Retail investors often face a common issue: they feel their position is too small when they make a profit, but when they incur a loss, they worry that their position is too large!
In trading, there is a widespread problem where investors feel they hold too little when the market rises, and too much when the market falls. This situation indicates that investors have not properly managed their positions.
In reality, whether the market is rising or falling, if investors have not fully built their positions, they will regret their hesitation. Conversely, if investors have a position, they will regret not having liquidated it. This mindset is a common state for cryptocurrency traders. Therefore, we often say that you should not easily adjust your positions. When adjusting your position, you must carefully consider how much risk you can tolerate. If investors are sensitive to floating profits or losses, they only need to maintain a portion of their base position.
Here are some suggestions for position management:
1. Do not invest all your funds in the market at once, unless you have decided not to make any further adjustments to your position.

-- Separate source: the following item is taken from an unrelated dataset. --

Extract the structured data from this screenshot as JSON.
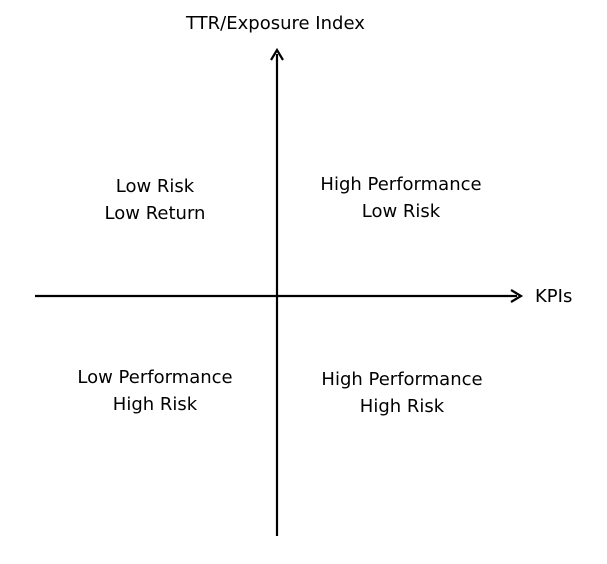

2. Even if investors are very optimistic about a particular cryptocurrency, they should build their positions in batches. Investors should maintain a sense of awe towards the market and avoid excessive confidence and impulsiveness.
3. When averaging down, the price gap should be greater than 20%. Otherwise, there is no need for averaging down, especially if funds are limited.
In summary, position management is very important. Investors do not need to operate frequently or use complex technical skills; as long as they can manage their positions well, they can outperform most of their peers in cryptocurrency.